Lebensfaden

von Sandmann

London 1997

Zur Feier der Geburt der Prinzessin kamen Abgesandte aller Stände, um dem Kind ihre Aufwartung zu machen. Den Eltern wurden freudig und aufrichtig Geschenke und Glückwünsche erbracht, denn es waren gute und gerechte Herrscher, und das Volk liebte sie und teilte die Freude über den endlich eingetroffenen Kindersegen.

Unter den letzten Gratulanten in der langen Reihe waren die Botschafter des Zauberreiches. Die Zauberin überreichte als Geschenk ein Knäuel Wolle. Das Königspaar war sichtlich enttäuscht wegen des ärmlichen Geschenks. Gerade von den Zaubermächtigen hatten sich die Eltern ein besonderes Geschenk für ihr Kind erhofft. Doch des Anstands Willen nahmen sie es an.
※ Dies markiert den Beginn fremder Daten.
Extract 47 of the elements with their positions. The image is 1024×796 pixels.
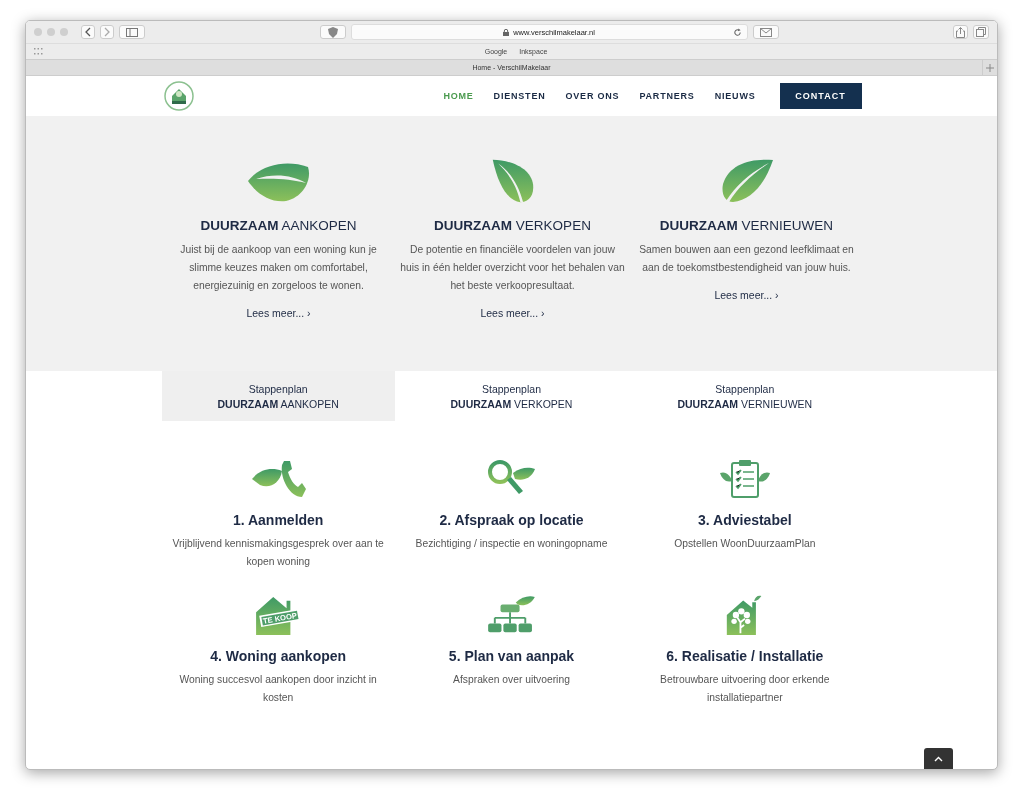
forward-button[interactable] (100, 25, 114, 39)
sidebar-icon (126, 27, 138, 37)
nav-link[interactable]: OVER ONS (555, 91, 630, 101)
step-description: Betrouwbare uitvoering door erkende installatiepartner (659, 673, 831, 705)
nav-link[interactable]: PARTNERS (629, 91, 705, 101)
chevron-left-icon (84, 27, 92, 37)
plan-tab[interactable]: Stappenplan DUURZAAM AANKOPEN (161, 371, 395, 421)
feature-description: Samen bouwen aan een gezond leefklimaat en aan de toekomstbestendigheid van jouw huis. (638, 243, 855, 275)
feature-title: DUURZAAM AANKOPEN (200, 218, 357, 233)
nav-link[interactable]: DIENSTEN (483, 91, 556, 101)
grid-icon[interactable] (34, 48, 43, 55)
chevron-right-icon (103, 27, 111, 37)
step-description: Bezichtiging / inspectie en woningopname (414, 537, 609, 551)
read-more-link[interactable]: Lees meer... › (480, 307, 545, 319)
mail-icon[interactable] (752, 25, 779, 39)
contact-button[interactable]: CONTACT (779, 83, 862, 109)
nav-link[interactable]: NIEUWS (704, 91, 766, 101)
sidebar-button[interactable] (119, 25, 145, 39)
tabs-icon[interactable] (973, 25, 989, 39)
back-button[interactable] (81, 25, 95, 39)
feature-description: Juist bij de aankoop van een woning kun je slimme keuzes maken om comfortabel, energiezuinig en zorgeloos te wonen. (179, 243, 378, 293)
step-description: Vrijblijvend kennismakingsgesprek over aan te kopen woning (171, 537, 385, 569)
org-chart-leaf-icon (486, 595, 537, 635)
nav-link[interactable]: HOME (433, 91, 484, 101)
step-title: 2. Afspraak op locatie (439, 512, 584, 528)
step-title: 5. Plan van aanpak (448, 648, 575, 664)
read-more-link[interactable]: Lees meer... › (714, 289, 779, 301)
read-more-link[interactable]: Lees meer... › (246, 307, 311, 319)
logo-icon[interactable] (163, 81, 194, 111)
step-title: 3. Adviestabel (698, 512, 792, 528)
step-description: Opstellen WoonDuurzaamPlan (673, 537, 817, 551)
step-description: Woning succesvol aankopen door inzicht in kosten (178, 673, 378, 705)
feature-title: DUURZAAM VERNIEUWEN (659, 218, 834, 233)
step-description: Afspraken over uitvoering (452, 673, 571, 687)
feature-description: De potentie en financiële voordelen van jouw huis in één helder overzicht voor het behalen van het beste verkoopresultaat. (399, 243, 626, 293)
chevron-up-icon (934, 755, 943, 762)
shield-icon[interactable] (319, 25, 346, 39)
feature-title: DUURZAAM VERKOPEN (434, 218, 591, 233)
clipboard-leaf-icon (719, 459, 770, 499)
step-title: 4. Woning aankopen (210, 648, 347, 664)
reload-icon[interactable] (732, 27, 742, 37)
lock-icon (503, 28, 510, 36)
share-icon[interactable] (953, 25, 968, 39)
step-title: 6. Realisatie / Installatie (666, 648, 824, 664)
step-title: 1. Aanmelden (232, 512, 324, 528)
phone-leaf-icon (250, 459, 307, 499)
scroll-top-button[interactable] (924, 748, 953, 769)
Doch die Magierin bemerkte den Missmut der Eltern und erklärte, dass der Faden des Knäuels die Lebenszeit der Prinzessin darstelle und mit jedem Atemzug der Prinzessin sich ein wenig von der Wolle abwickle und unwiderbringlich verloren ginge. Aber sie sagte auch, dass kein Grund zur Sorge bestünde, denn es würde ein besonders langer Faden für das Kind gewoben.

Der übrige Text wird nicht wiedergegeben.